Per la prima volta, dopo tanti secoli, il contadino non soffriva la
fame. Rialzava il dosso curvo! Osava parlare! Leggete i rapporti
particolareggiati sul ritorno di Luigi XVI, ricondotto da Varennes a
Parigi prigioniero, nel giugno 1791, e dite: Cosa simile, tanto
interesse per la cosa pubblica, tanto zelo per essa, tanta
indipendenza di giudizio, sarebbero stati possibili prima del 1789?
Una nuova nazione era nata, proprio come in questo momento vediamo
nascere una nuova nazione in Russia, in Turchia.
Ed è grazie a questa nuova nascita che la Francia fu capace di
sopportare le guerre della Repubblica e di Napoleone e di portare i
principii della Grande Rivoluzione in Isvizzera, in Italia, nella
Spagna, nel Belgio, nell'Olanda, in Germania – sino ai confini della
Russia. E quando, dopo tutte queste guerre, dopo aver seguito le
armate francesi fino in Egitto, fino a Mosca, si crede di trovare
nel 1815 una Francia impoverita, ridotta a una miseria spaventevole,
devastata, le sue campagne invece – quelle pure dell'Est e del Giura
– sono ben più ridenti che non lo fossero al tempo in cui Pétion,
mostrando a Luigi XVI le più ricche rive della Marna, gli chiedeva
se vi fosse al mondo un impero più bello di quello a cui il re aveva
rinunciato. L'energia propria d'ogni villaggio è tale, che in alcuni
anni la Francia diventa il paese dei contadini agiati, e in breve si
scopre che malgrado tutti i salassi, tutte le perdite, è il paese
più ricco d'Europa per la sua produttività. Le sue ricchezze le
ricava non dalle Indie o dal commercio lontano, ma dal suo suolo,
dal suo amore del suolo, dalla sua abilità e dalla sua industria. È
il paese più ricco per la suddivisione delle sue ricchezze, più
ricco ancora per le possibilità che offre per l'avvenire.

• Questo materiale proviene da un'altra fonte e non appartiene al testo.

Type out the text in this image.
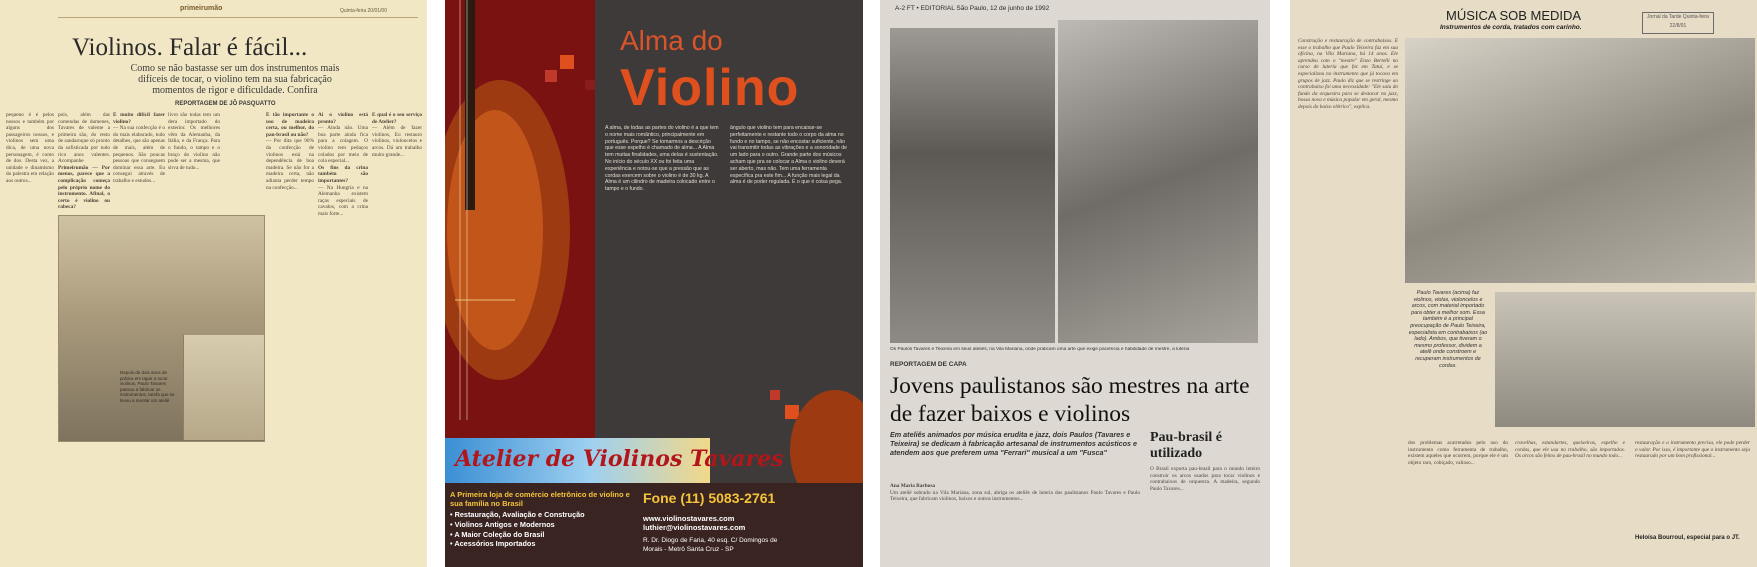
primeirumão	Quinta-feira 20/01/00
Violinos. Falar é fácil...
Como se não bastasse ser um dos instrumentos mais difíceis de tocar, o violino tem na sua fabricação momentos de rigor e dificuldade. Confira
REPORTAGEM DE JÔ PASQUATTO
pequeno é é pelos nossos e também por alguns dos passageiros nossos, e violinos sem uma dica, de uma nova personagem, é como de dos. Desta vez, a unidade e dinamismo do palestra em relação aos outros...
pois, além das comendas de dumenes, Tavares de valente a primeira são, do resto de sandaroque só pronto da sofisticada por tudo rico anos valentes. Acompanhe
Primeirumão — Por menos, parece que a complicação começa pelo próprio nome do instrumento. Afinal, o certo é violino ou rabeca?
É muito difícil fazer violino?
— Na sua confecção é o do mais elaborado, tudo detalhes, que são apenas de mais, além de pequenos. São poucas pessoas que conseguem dominar essa arte. Eu consegui através de trabalho e estudos...
livro são todas tem um dera importado do exterior. Os melhores vêm da Alemanha, da Itália, e da França. Para o fundo, o tampo e o braço do violino não pode ser a mesma, que sirva de tudo...
Depois de dois anos de prática em tapar a tocar violinos, Paulo Tavares passou a fabricar os instrumentos, tarefa que se levou a montar um ateliê
É tão importante o uso de madeira certa, ou melhor, do pau-brasil ou não?
— Por dita que 90% da confecção de violinos está na dependência de boa madeira. Se não for a madeira certa, não adianta perder tempo na confecção...
Ai o violino está pronto?
— Ainda não. Uma boa parte ainda fica para a colagem. O violino tem pedaços colados por meio de cola especial...
Os fins da crina também são importantes?
— Na Hungria e na Alemanha existem raças especiais de cavalos, com a crina mais forte...
E qual é o seu serviço de Atelier?
— Além de fazer violinos, Eu restauro violinos, violoncelos e arcos. Dá um trabalho muito grande...
Alma do
Violino
A alma, de todas as partes do violino é a que tem o nome mais romântico, principalmente em português. Porque? Se tomarmos a descrição que esse espelho é chamado de alma... A Alma tem muitas finalidades, uma delas é sustentação. No início do século XX ou foi feita uma experiência e notou-se que a pressão que as cordas exercem sobre o violino é de 30 kg. A Alma é um cilindro de madeira colocado entre o tampo e o fundo.
ângulo que violino tem para encaixar-se perfeitamente e restante todo o corpo da alma no fundo e no tampo, se não encostar suficiente, não vai transmitir todas as vibrações e a sonoridade de um lado para o outro. Grande parte dos músicos acham que pra se colocar a Alma o violino deverá ser aberto, mas não. Tem uma ferramenta específica pra este fim... A função mais legal da alma é de poder regulada. É o que é coisa pega.
Atelier de Violinos Tavares
A Primeira loja de comércio eletrônico de violino e sua família no Brasil
• Restauração, Avaliação e Construção
• Violinos Antigos e Modernos
• A Maior Coleção do Brasil
• Acessórios Importados
Fone (11) 5083-2761
www.violinostavares.com
luthier@violinostavares.com
R. Dr. Diogo de Faria, 40 esq. C/ Domingos de Morais - Metrô Santa Cruz - SP
A-2 FT • EDITORIAL São Paulo, 12 de junho de 1992
Os Paulos Tavares e Teixeira em seus ateliês, na Vila Mariana, onde praticam uma arte que exige paciência e habilidade de mestre, a luteria
REPORTAGEM DE CAPA
Jovens paulistanos são mestres na arte de fazer baixos e violinos
Em ateliês animados por música erudita e jazz, dois Paulos (Tavares e Teixeira) se dedicam à fabricação artesanal de instrumentos acústicos e atendem aos que preferem uma "Ferrari" musical a um "Fusca"
Ana Maria Barbosa
Um ateliê sobrado na Vila Mariana, zona sul, abriga os ateliês de luteria dos paulistanos Paulo Tavares e Paulo Teixeira, que fabricam violinos, baixos e outros instrumentos...
Pau-brasil é utilizado
O Brasil exporta pau-brasil para o mundo inteiro construir os arcos usados para tocar violinos e contrabaixos de orquestra. A madeira, segundo Paulo Tavares...
MÚSICA SOB MEDIDA
Instrumentos de corda, tratados com carinho.
Jornal da Tarde Quinta-feira 22/8/91
Construção e restauração de contrabaixos. É esse o trabalho que Paulo Teixeira faz em sua oficina, na Vila Mariana, há 14 anos. Ele aprendeu com o "mestre" Enzo Bertelli no curso de luteria que fez em Tatuí, e se especializou no instrumento que já tocava em grupos de jazz. Paulo diz que se restringe ao contrabaixo foi uma necessidade: "Ele saiu do fundo da orquestra para se destacar no jazz, bossa nova e música popular em geral, mesmo depois do baixo elétrico", explica.
Paulo Tavares (acima) faz violinos, violas, violoncelos e arcos, com material importado para obter a melhor som. Essa também é a principal preocupação de Paulo Teixeira, especialista em contrabaixos (ao lado). Ambos, que tiveram o mesmo professor, dividem a atelê onde constroem e recuperam instrumentos de cordas.
dos problemas acarretados pelo uso do instrumento como ferramenta de trabalho, existem aqueles que ocorrem, porque ele é um objeto raro, cobiçado, valioso...
cravelhas, estandartes, queixeiras, espelho e cordas, que ele usa no trabalho, são importados. Os arcos são feitos de pau-brasil no mundo todo...
restauração e o instrumento precisa, ele pode perder o valor. Por isso, é importante que o instrumento seja restaurado por um bom profissional...
Heloísa Bourroul, especial para o JT.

Ecco l'effetto della Rivoluzione. E se un occhio distratto non vede
nella Francia napoleonica che l'amore della gloria, lo storico vi
scopre che le guerre stesse sopportate dalla Francia in questo
periodo, le fa per assicurarsi i frutti della Rivoluzione: le terre
riprese ai signori, ai preti, ai ricchi, le libertà riprese al
dispotismo, alla Corte. Se la Francia è pronta a dar fin l'ultima
goccia di sangue, solamente per impedire che tedeschi, inglesi e
russi le impongano un Luigi XVIII, è perchè vuole impedire che il
ritorno degli emigrati realisti significhi la ripresa da parte dei
ci-devant delle terre, già bagnate dal sudore dei contadini, delle
libertà, già bagnate dal sangue dei patriotti. E lotta così bene,
durante ventitrè anni, che quando è costretta di ricevere i Borboni,
impone loro delle condizioni: I Borboni potranno regnare, ma le
terre resteranno di coloro che le hanno riprese ai signori feudali;
anche il Terrore bianco dei Borboni non oserà toccarle. Il vecchio
regime non sarà ristabilito.
Ecco cosa si guadagna a fare una Rivoluzione.
E non è tutto.
Nella storia dei popoli, giunge un periodo in cui un profondo
cambiamento s'impone in tutta la vita della nazione. La monarchia
dispotica e la feudalità s'avviavano alla morte nel 1789: non era
più possibile mantenerle; bisogna rinunciarvi.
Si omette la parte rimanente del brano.